Let’s quit overthinking this stuff.  It’s time we were honest with the consumer, told our story well, and went back to the store to wait. The consumer is in control.

 

Publishers Must Help Advertisers Buy Video

Recent tectonic shifts in the advertising ecosystem have left all parties reeling and reaching for something firm to hold on to. In the past two years, You Tube, where dancing babies and talking heads once prevailed, has become the home of major celebrities. The online content world has shifted from text to video almost overnight, and audiences have shifted with it, from TV to tablets. Advertisers know they have to play here, but they’re still not sure how.
What’s holding up the growth of online video ad dollars? Media planners don’t know how to buy, and publishers don’t know how to deliver value in familiar terms. By familiar, I mean a term like “GRPs”, the traditional way TV is bought. GRP is a difficult metric to apply to online video, but it’s the common currency of the advertising industry and a $450 billion industry doesn’t shift overnight.
In addition, most media planners are thinking of online as a “second” or “third” screen, part of an integrated campaign that begins with TV and includes online, and that raises the question of attribution modeling. How to tell which part of the campaign was the most effective? There are many questions.
So when advertising and online video people get together, as they did recently at OMMA Europe, what do they talk about?  Metrics. Everyone is trying to figure out how to measure the effectiveness of online video so they can decide what percentage of their budgets to shift.
The uncertainty means that ad dollars are indeed shifting to online video, but not nearly as quickly as audiences are.
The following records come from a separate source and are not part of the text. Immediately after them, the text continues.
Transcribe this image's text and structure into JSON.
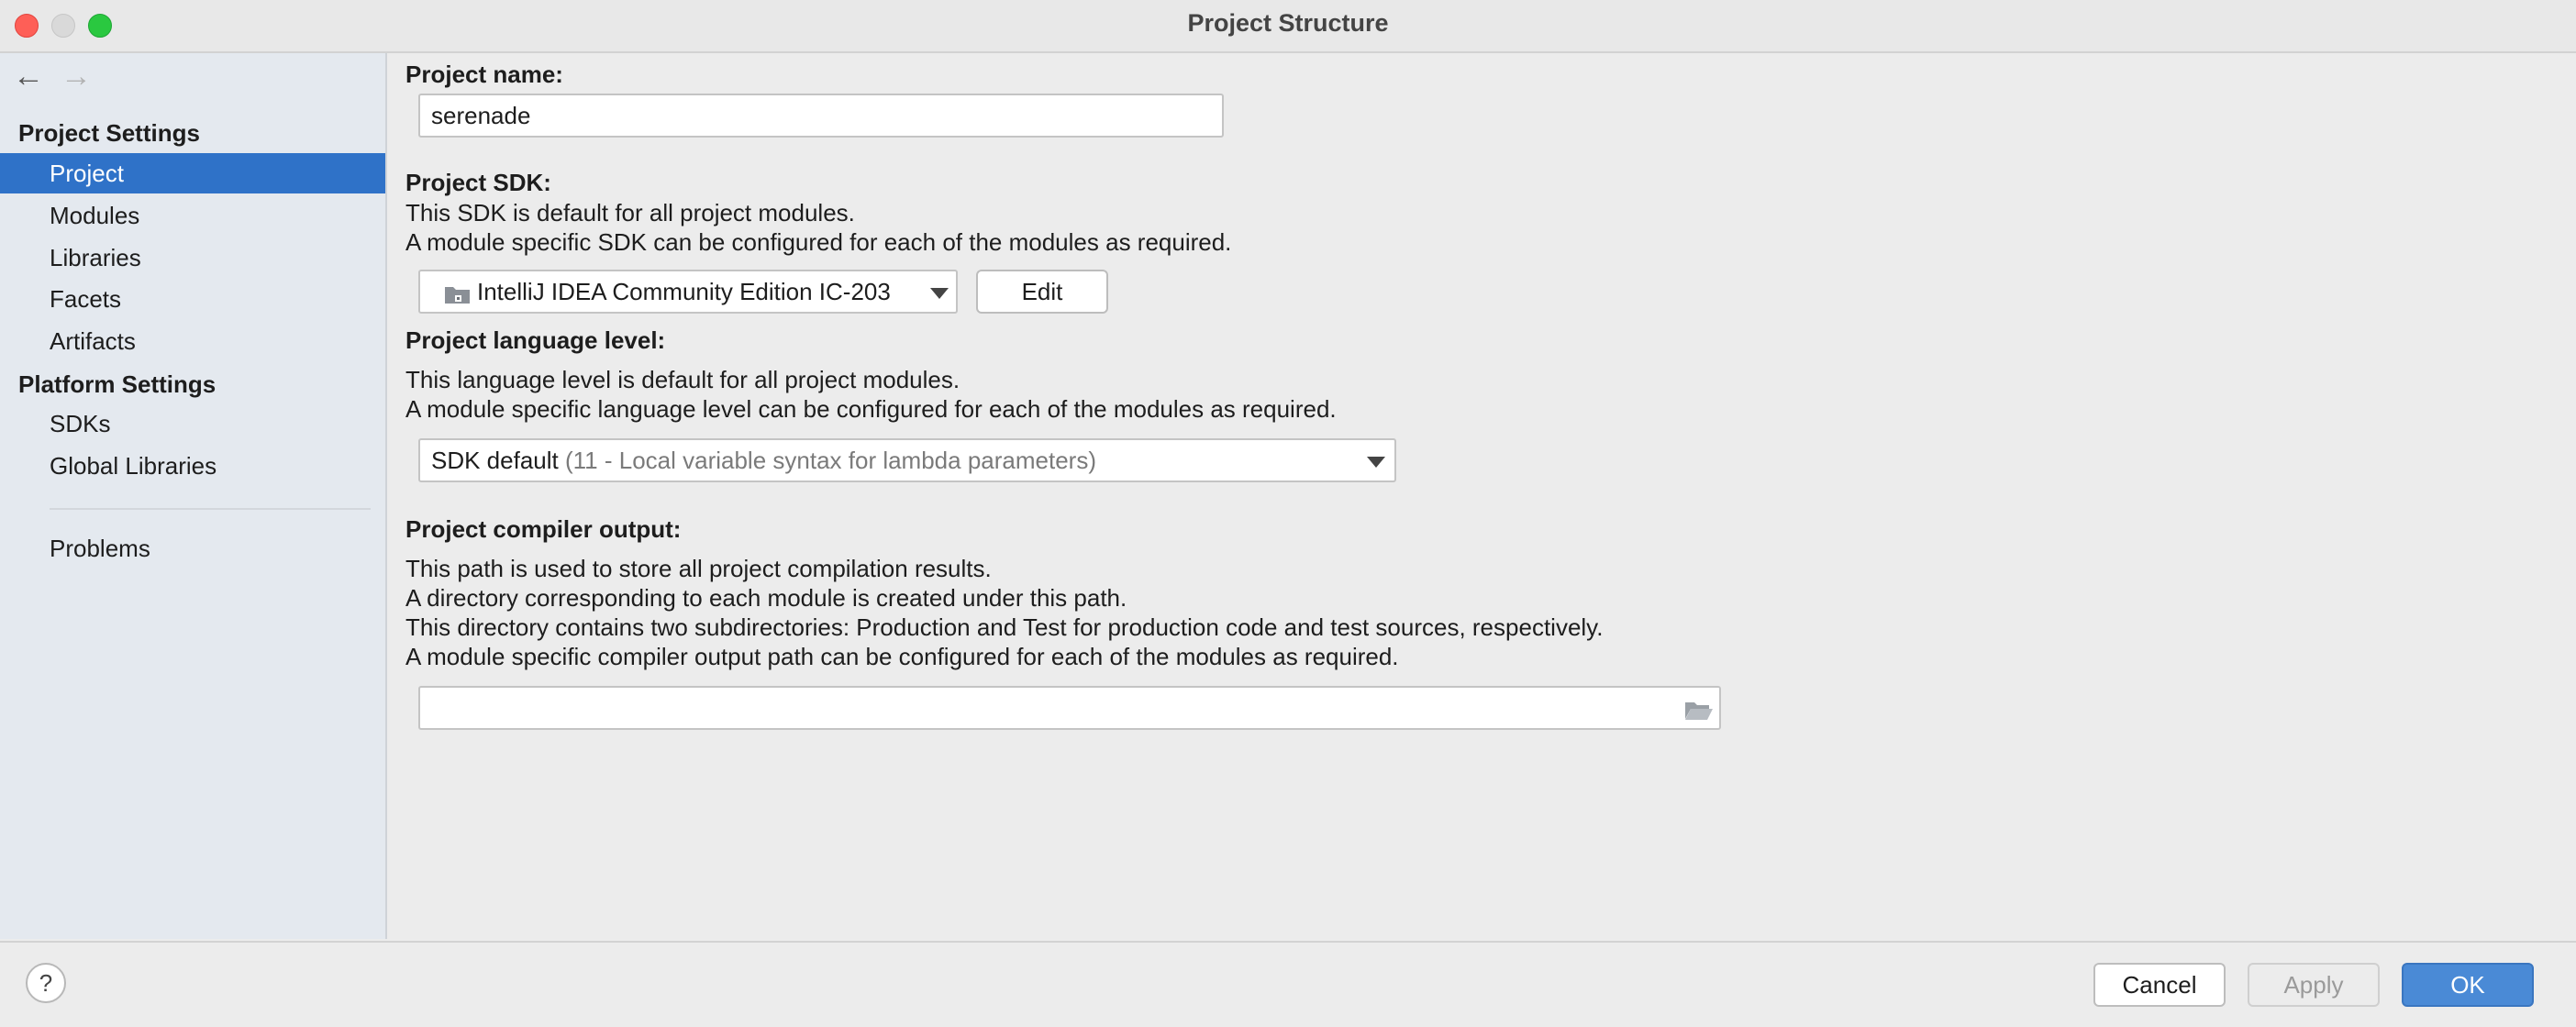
{
  "window": {
    "title": "Project Structure"
  },
  "nav": {
    "back_icon": "←",
    "forward_icon": "→"
  },
  "sidebar": {
    "project_settings_header": "Project Settings",
    "project_items": [
      {
        "label": "Project",
        "selected": true
      },
      {
        "label": "Modules"
      },
      {
        "label": "Libraries"
      },
      {
        "label": "Facets"
      },
      {
        "label": "Artifacts"
      }
    ],
    "platform_settings_header": "Platform Settings",
    "platform_items": [
      {
        "label": "SDKs"
      },
      {
        "label": "Global Libraries"
      }
    ],
    "problems_label": "Problems"
  },
  "project_name": {
    "label": "Project name:",
    "value": "serenade"
  },
  "project_sdk": {
    "label": "Project SDK:",
    "desc1": "This SDK is default for all project modules.",
    "desc2": "A module specific SDK can be configured for each of the modules as required.",
    "selected": "IntelliJ IDEA Community Edition IC-203",
    "edit_label": "Edit"
  },
  "language_level": {
    "label": "Project language level:",
    "desc1": "This language level is default for all project modules.",
    "desc2": "A module specific language level can be configured for each of the modules as required.",
    "selected_main": "SDK default",
    "selected_hint": "(11 - Local variable syntax for lambda parameters)"
  },
  "compiler_output": {
    "label": "Project compiler output:",
    "desc1": "This path is used to store all project compilation results.",
    "desc2": "A directory corresponding to each module is created under this path.",
    "desc3": "This directory contains two subdirectories: Production and Test for production code and test sources, respectively.",
    "desc4": "A module specific compiler output path can be configured for each of the modules as required.",
    "value": ""
  },
  "footer": {
    "help_label": "?",
    "cancel_label": "Cancel",
    "apply_label": "Apply",
    "ok_label": "OK"
  },
  "colors": {
    "accent": "#2f72c8",
    "ok_button": "#4a8ad6",
    "sidebar_bg": "#e4e9ef"
  }
}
The industry, which used to be about stirring emotion (see Mad Men for details) has now been taught to rely on data. But we don’t yet know how to interpret the data generated by online video viewers.
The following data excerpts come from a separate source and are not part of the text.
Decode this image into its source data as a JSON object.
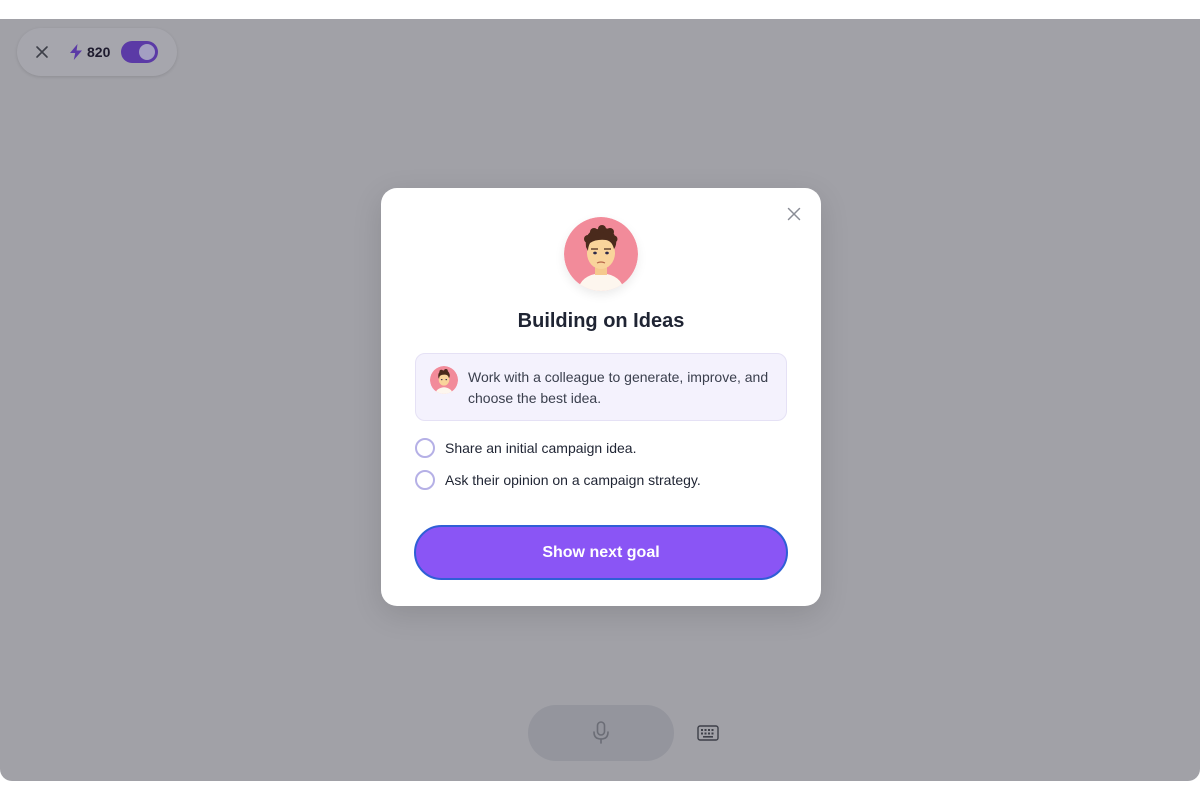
{
  "header": {
    "points": "820",
    "toggle_on": true
  },
  "modal": {
    "title": "Building on Ideas",
    "info_text": "Work with a colleague to generate, improve, and choose the best idea.",
    "goals": [
      {
        "label": "Share an initial campaign idea.",
        "checked": false
      },
      {
        "label": "Ask their opinion on a campaign strategy.",
        "checked": false
      }
    ],
    "primary_button": "Show next goal"
  },
  "icons": {
    "close": "close-icon",
    "bolt": "lightning-bolt-icon",
    "mic": "microphone-icon",
    "keyboard": "keyboard-icon"
  },
  "colors": {
    "accent": "#8a55f5",
    "toggle": "#5b3aa6",
    "overlay": "#a1a1a7",
    "button_border": "#2f5fd6"
  }
}
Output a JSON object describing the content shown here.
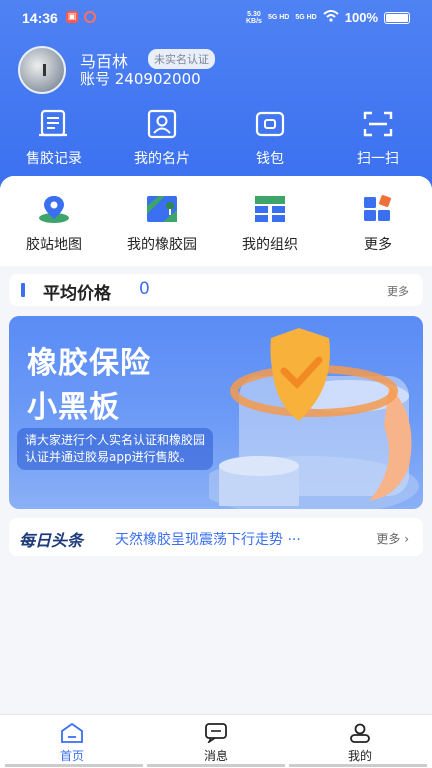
{
  "status_bar": {
    "time": "14:36",
    "net_speed": "5.30",
    "net_unit": "KB/s",
    "sig1": "5G HD",
    "sig2": "5G HD",
    "battery": "100%"
  },
  "profile": {
    "name": "马百林",
    "verify_badge": "未实名认证",
    "account": "账号 240902000"
  },
  "quick_actions": [
    {
      "label": "售胶记录",
      "icon": "document-list-icon"
    },
    {
      "label": "我的名片",
      "icon": "id-card-icon"
    },
    {
      "label": "钱包",
      "icon": "wallet-icon"
    },
    {
      "label": "扫一扫",
      "icon": "scan-icon"
    }
  ],
  "grid_menu": [
    {
      "label": "胶站地图",
      "icon": "map-pin-icon"
    },
    {
      "label": "我的橡胶园",
      "icon": "plantation-map-icon"
    },
    {
      "label": "我的组织",
      "icon": "organization-icon"
    },
    {
      "label": "更多",
      "icon": "apps-grid-icon"
    }
  ],
  "price": {
    "label": "平均价格",
    "value": "0",
    "more": "更多"
  },
  "banner": {
    "title_line1": "橡胶保险",
    "title_line2": "小黑板",
    "note": "请大家进行个人实名认证和橡胶园认证并通过胶易app进行售胶。"
  },
  "news": {
    "brand": "每日头条",
    "headline": "天然橡胶呈现震荡下行走势 ···",
    "more": "更多 ›"
  },
  "tabs": [
    {
      "label": "首页",
      "icon": "home-icon",
      "active": true
    },
    {
      "label": "消息",
      "icon": "message-icon",
      "active": false
    },
    {
      "label": "我的",
      "icon": "user-icon",
      "active": false
    }
  ],
  "colors": {
    "primary": "#3a6ff0",
    "header": "#4f82f3"
  }
}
Indeed, when we talk about the worlds of second and third screens, we don’t even know with certainty who in the family is watching on that iPad. Mobile devices don’t allow cookies, and devices are regularly passed from spouse to spouse and parent to child. So how do we track response?
This is made more complicated by another shift: from performance advertising, which characterized the old world of display, and was easily tracked, to brand lift — the specialty of TV, but a more amorphous metric.TV is about brands and uplift, but where in the marketing funnel does online video play?
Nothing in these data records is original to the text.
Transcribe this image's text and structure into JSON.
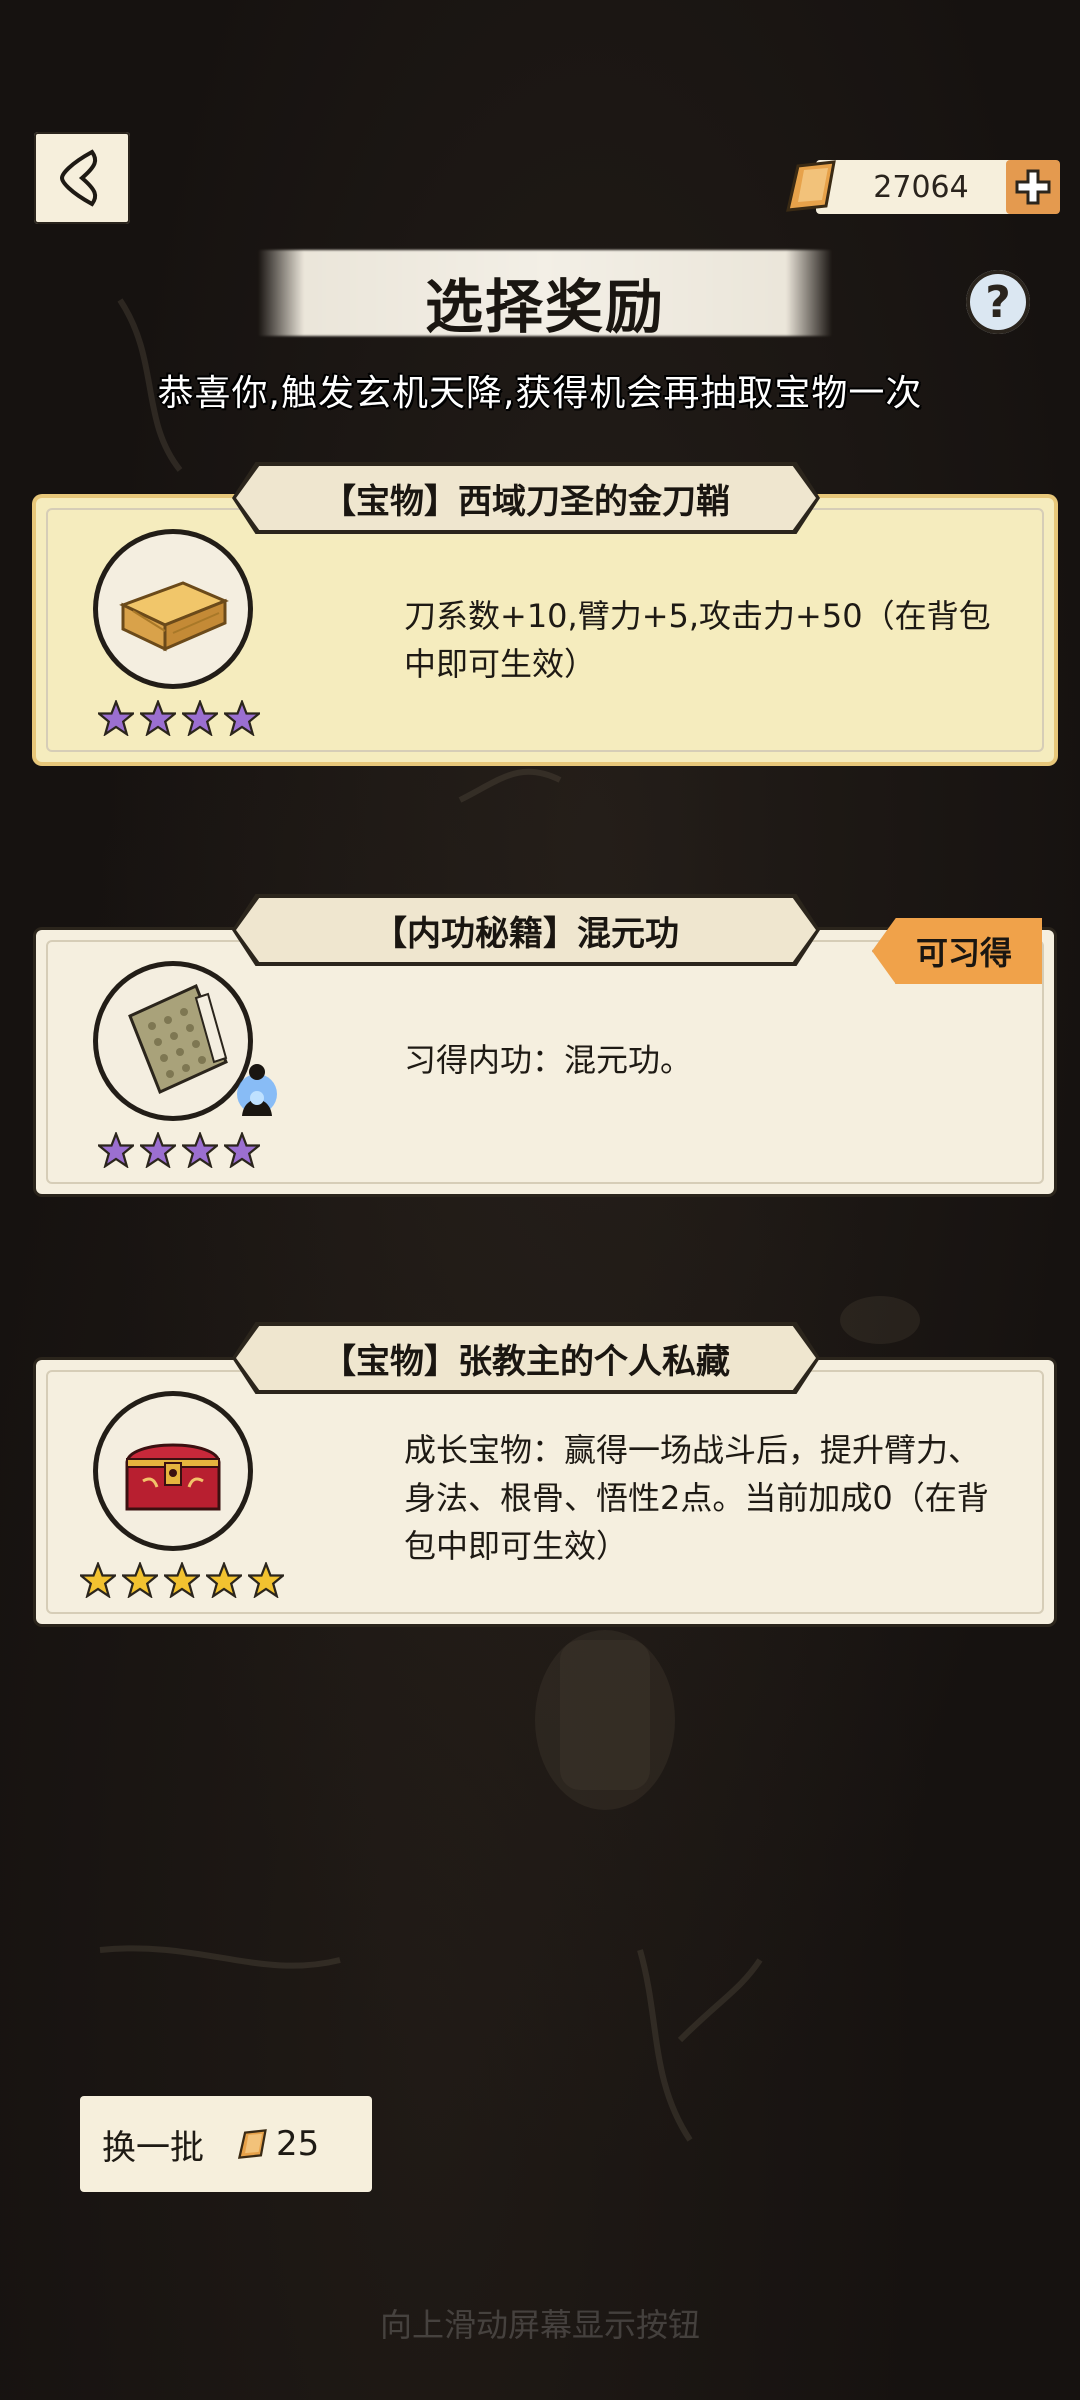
{
  "header": {
    "back_icon": "back-arrow-icon",
    "currency_icon": "gold-ingot-icon",
    "currency_amount": "27064",
    "add_icon": "plus-icon",
    "title": "选择奖励",
    "help_label": "?",
    "subtitle": "恭喜你,触发玄机天降,获得机会再抽取宝物一次"
  },
  "rewards": [
    {
      "title": "【宝物】西域刀圣的金刀鞘",
      "description": "刀系数+10,臂力+5,攻击力+50（在背包中即可生效）",
      "icon": "golden-scabbard-box-icon",
      "stars": 4,
      "star_color": "#9b6fd0",
      "highlighted": true
    },
    {
      "title": "【内功秘籍】混元功",
      "description": "习得内功：混元功。",
      "icon": "martial-manual-book-icon",
      "badge_icon": "meditating-figure-icon",
      "stars": 4,
      "star_color": "#9b6fd0",
      "tag": "可习得"
    },
    {
      "title": "【宝物】张教主的个人私藏",
      "description": "成长宝物：赢得一场战斗后，提升臂力、身法、根骨、悟性2点。当前加成0（在背包中即可生效）",
      "icon": "red-treasure-chest-icon",
      "stars": 5,
      "star_color": "#f2c230"
    }
  ],
  "footer": {
    "refresh_label": "换一批",
    "refresh_cost_icon": "gold-ingot-icon",
    "refresh_cost": "25",
    "hint": "向上滑动屏幕显示按钮"
  }
}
Not much brand language is coming out of the digital video industry, at least not language that can help media planners learn how to buy video intelligently, The industry has to find a common currency that plays across all media.
Old school planners only recognize GRPs, the traditional TV measurement. This makes it hard for niche publishers to position their value propositions, especially as RTB takes over.
More relevant metrics might include viewability, a first step, and engagement, measured by how much of the video a viewer watched. You can’t have brand uplift without more than just viewability. This number could be a proxy for engagement. Audiences are being validated by Nielsen and comScore after the fact, but what do you buy on?
It’s time for all of us in the industry to quit talking geeky jargon and start helping advertisers feel comfortable. We know the audience is online; now let’s work together to help the advertisers get there.